Chiffrer le travail des femmes au Vietnam

31 juillet 2017

Les soins et les travaux domestiques non rémunérés sont essentiels au bien-être d’une famille, et pourtant, ils sont rarement estimés ou valorisés dans l’économie de marché. Les femmes sont les principales pourvoyeuses de soins aux enfants et aux aînés, aussi portent-elles sur leurs épaules le double fardeau des responsabilités domestiques et d’un emploi rémunéré. En mai, un atelier tenu à Hanoi a mis en lumière la question de la double charge de travail au Vietnam, où elle est particulièrement sérieuse en raison du taux de participation élevé des femmes à l’activité économique.

L’atelier a porté sur la recherche appuyée par le Centre de recherches pour le développement international (CRDI) concernant le rôle du travail non rémunéré et domestique dans l’économie et son incidence sur l’autonomisation économique des femmes. Une recherche menée dans 10 pays a estimé la production, selon le sexe, sur le marché du travail et au foyer. Ces indicateurs de l’égalité des sexes font la lumière sur la vie économique des filles et des femmes, et contribueront à la mise au point de politiques destinées à améliorer le bien-être des femmes.

Les conclusions de l’étude menée au Vietnam montrent que :

  • Les soins et les travaux domestiques non rémunérés représentaient entre 17 et 48 % du produit intérieur brut (PIB) en 2015, selon qu’on les estimait au salaire minimum ou à un taux de rémunération plus bas. Les femmes et les filles accomplissent 60 % de ce travail.
  • Les jeunes prodiguent une quantité phénoménale de soins non rémunérés en même temps qu’ils s’investissent à fond dans leurs études.
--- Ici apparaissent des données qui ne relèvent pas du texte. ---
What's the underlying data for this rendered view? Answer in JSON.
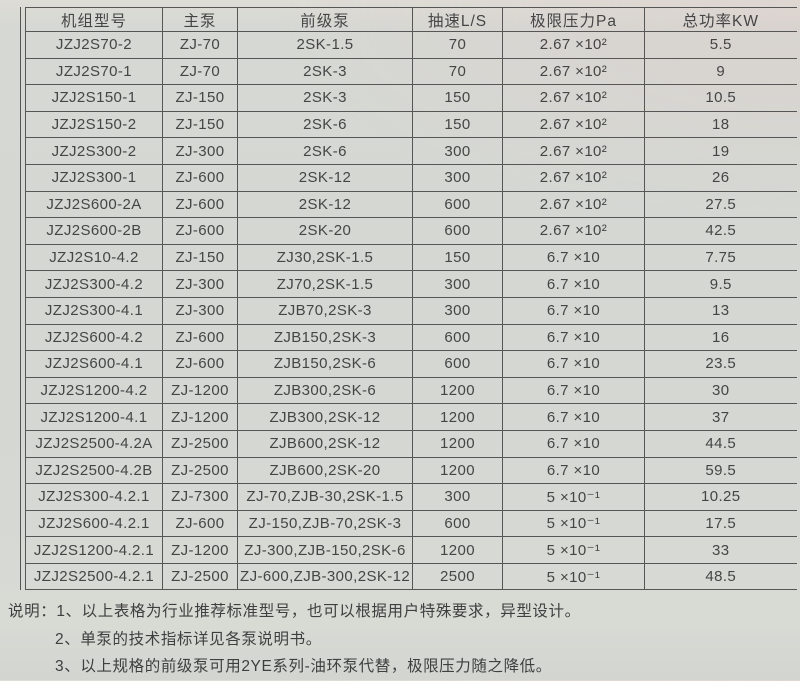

Les jeunes femmes portent un fardeau plus important que les jeunes hommes, mais les deux groupes consacrent beaucoup de temps à prendre soin des autres.
  • Les filles et les jeunes femmes consacrent beaucoup moins de temps à leur éducation que les garçons et les jeunes hommes, ce qui est susceptible de réduire l’égalité des sexes plus tard dans la vie.
  • Les salaires moyens des femmes sur le marché du travail sont beaucoup plus bas que ceux des hommes. Pour les femmes, la participation au marché du travail est davantage susceptible de se traduire par un emploi précaire mal rémunéré.

Les données de ce type peuvent aider le gouvernement du Vietnam à mettre en oeuvre sa stratégie nationale d’égalité entre les sexes 2011-2020, dont l’un des objectifs consiste à réduire le temps que les femmes consacrent aux tâches ménagères.
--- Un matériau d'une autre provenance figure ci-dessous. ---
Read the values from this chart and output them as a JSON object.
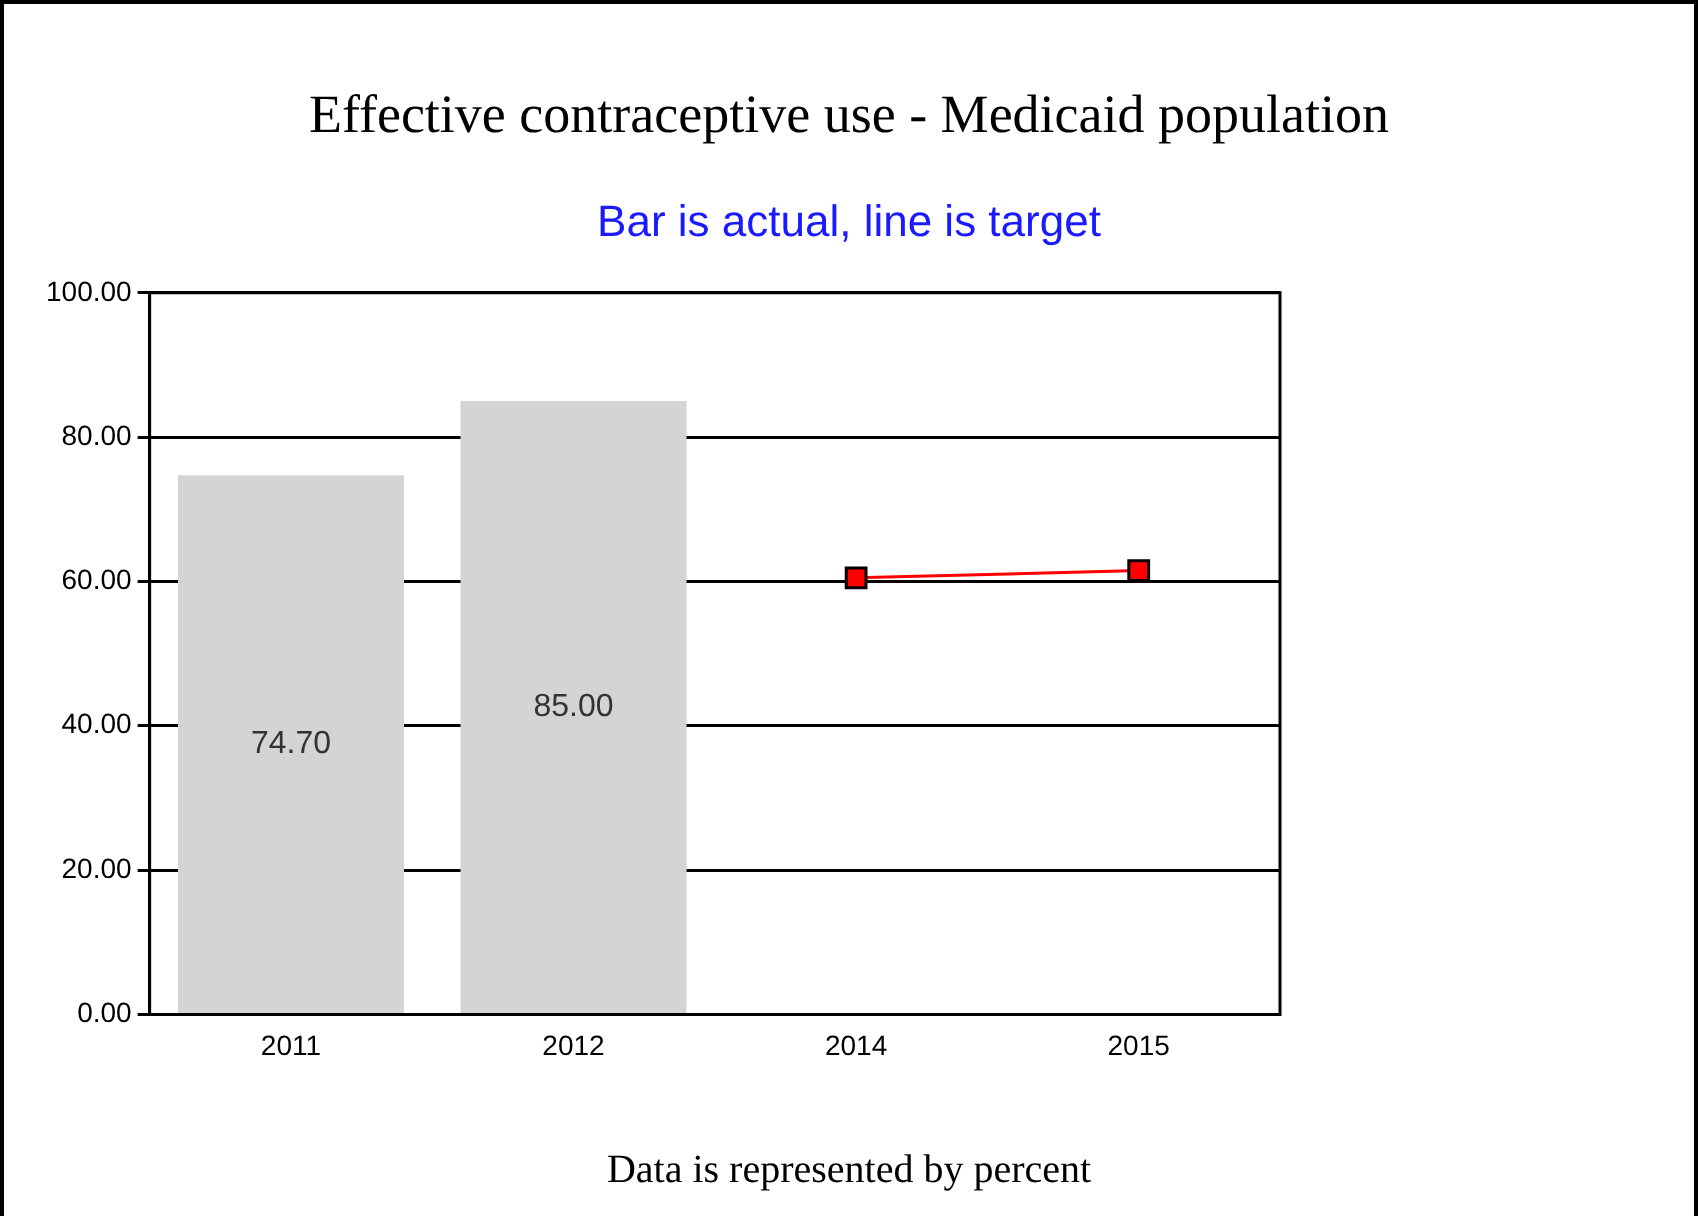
{
  "chart_data": {
    "type": "bar",
    "title": "Effective contraceptive use - Medicaid population",
    "subtitle": "Bar is actual, line is target",
    "annotations": [
      "Data is represented by percent"
    ],
    "categories": [
      "2011",
      "2012",
      "2014",
      "2015"
    ],
    "series": [
      {
        "color": "#d4d4d4",
        "values": [
          74.7,
          85,
          null,
          null
        ],
        "value_labels": [
          "74.70",
          "85.00",
          null,
          null
        ]
      },
      {
        "type": "line",
        "color": "#ff0000",
        "values": [
          null,
          null,
          60.5,
          61.5
        ],
        "marker": "square"
      }
    ],
    "ylim": [
      0,
      100
    ],
    "yticks": [
      {
        "value": 0,
        "label": "0.00"
      },
      {
        "value": 20,
        "label": "20.00"
      },
      {
        "value": 40,
        "label": "40.00"
      },
      {
        "value": 60,
        "label": "60.00"
      },
      {
        "value": 80,
        "label": "80.00"
      },
      {
        "value": 100,
        "label": "100.00"
      }
    ],
    "grid": "y",
    "legend": false
  }
}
Le rôle des femmes dans la population active est un facteur clé de l’avenir du Vietnam, selon Stephen McGurk, vice-président, Programmes et partenariats, du CRDI, qui a assisté à l’atelier à Hanoi. La participation des femmes à l’économie et leur succès dans le domaine de l’entrepreneuriat, en plus des efforts consentis à l’échelle nationale pour améliorer l’égalité entre les sexes, constituent des exemples pouvant inspirer d’autres pays dans la région.

Dans l’ensemble, les méthodes permettant de chiffrer le travail des femmes sont essentielles pour atteindre le cinquième objectif de développement durable, qui concerne l’égalité des sexes et l’autonomisation des femmes et des filles.

Le Development Policy Research Unit de l’Université du Cap, financé par le CRDI, dirige ce projet de concert avec l’Université de la Californie à Berkeley, grâce au financement de la Fondation Hewlett. L’Institut du travail et des affaires sociales, du ministère du Travail, des Invalides de guerre et des Affaires sociales du Vietnam, a effectué l’étude au Vietnam.